Until Sun Jul 29, 7.30pm, Paxton House, Berwick upon Tweed, £15 (£7.50), 01289 386291, www.paxtonhouse.co.uk The final weekend of Music at Paxton, the recently revived chamber music series held in an Adam mansion in the Scottish Borders, begins tonight with a concert of works for guitar and voice from Canto Vivo, the duo formed by soprano Claire Debono and guitarist Simon Thacker. It's a relatively unusual combination in the concert hall and a gentle, rather sensuous change from the more common partnership of singer and piano, with Canto Vivo promising a programme that ranges from Renaissance lute songs to twentieth-century works.

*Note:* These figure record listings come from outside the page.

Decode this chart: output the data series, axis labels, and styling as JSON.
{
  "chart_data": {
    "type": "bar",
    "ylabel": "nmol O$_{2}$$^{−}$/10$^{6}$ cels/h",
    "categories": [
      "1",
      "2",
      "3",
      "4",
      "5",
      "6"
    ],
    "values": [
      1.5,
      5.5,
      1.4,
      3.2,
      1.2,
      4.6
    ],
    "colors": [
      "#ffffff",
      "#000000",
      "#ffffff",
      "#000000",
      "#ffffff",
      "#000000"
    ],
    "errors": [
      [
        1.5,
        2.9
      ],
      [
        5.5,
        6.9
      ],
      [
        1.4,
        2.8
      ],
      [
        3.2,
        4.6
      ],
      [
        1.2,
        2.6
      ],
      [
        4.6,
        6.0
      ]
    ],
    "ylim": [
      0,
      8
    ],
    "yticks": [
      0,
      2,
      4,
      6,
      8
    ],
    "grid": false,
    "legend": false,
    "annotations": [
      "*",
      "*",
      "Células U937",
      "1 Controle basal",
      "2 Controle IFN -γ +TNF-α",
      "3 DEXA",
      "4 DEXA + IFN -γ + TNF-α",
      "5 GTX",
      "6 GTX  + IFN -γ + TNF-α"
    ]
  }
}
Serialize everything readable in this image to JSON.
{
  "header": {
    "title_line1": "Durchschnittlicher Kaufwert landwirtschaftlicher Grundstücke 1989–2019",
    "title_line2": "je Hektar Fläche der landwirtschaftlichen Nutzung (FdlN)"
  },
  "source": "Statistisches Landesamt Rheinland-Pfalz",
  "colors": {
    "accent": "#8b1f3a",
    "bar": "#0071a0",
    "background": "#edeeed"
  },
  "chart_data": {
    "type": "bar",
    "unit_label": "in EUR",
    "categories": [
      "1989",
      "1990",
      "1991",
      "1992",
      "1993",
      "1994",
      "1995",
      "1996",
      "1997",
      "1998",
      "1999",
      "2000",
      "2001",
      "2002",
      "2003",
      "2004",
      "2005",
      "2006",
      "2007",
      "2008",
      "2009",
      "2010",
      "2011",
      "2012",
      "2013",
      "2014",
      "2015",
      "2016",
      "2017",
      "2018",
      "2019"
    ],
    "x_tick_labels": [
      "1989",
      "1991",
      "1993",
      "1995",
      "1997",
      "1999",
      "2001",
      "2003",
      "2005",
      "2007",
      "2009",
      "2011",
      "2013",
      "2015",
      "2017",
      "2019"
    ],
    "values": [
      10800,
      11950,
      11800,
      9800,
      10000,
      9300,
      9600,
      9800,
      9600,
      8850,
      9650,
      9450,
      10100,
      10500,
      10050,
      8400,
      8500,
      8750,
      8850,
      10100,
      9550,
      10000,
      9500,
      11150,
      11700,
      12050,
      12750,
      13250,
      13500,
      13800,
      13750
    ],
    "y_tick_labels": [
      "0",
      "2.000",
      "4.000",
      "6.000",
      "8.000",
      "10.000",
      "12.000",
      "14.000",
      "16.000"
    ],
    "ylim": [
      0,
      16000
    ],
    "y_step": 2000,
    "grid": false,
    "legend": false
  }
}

Violinist Susanne Stanzeleit, one of the co-artistic directors of the original summer music series at Paxton, returns with the Primrose Piano Quartet, a group that also contains two members of the recently disbanded Lindsay Quartet, violist Robin Ireland and cellist Bernard Gregor-Smith, together with pianist John Thwaites. Over two concerts on Friday and Saturday the musicians perform a wide-ranging programme of piano quartets, trios and instrumental sonatas, including Faure's wonderful but undervalued Piano Quartet in C minor (which also recently appeared in the programme of the East Neuk Festival).
Stanzeleit also has a link with the Edinburgh Quartet which brings the series to a close on Sunday; she was once its leader. Her latest successor is Tristan Gurney, who makes one of his first official appearances with the quartet, playing Beethoven, Ravel and the Clarinet Quintet by Brahms, with clarinettist John Cushing.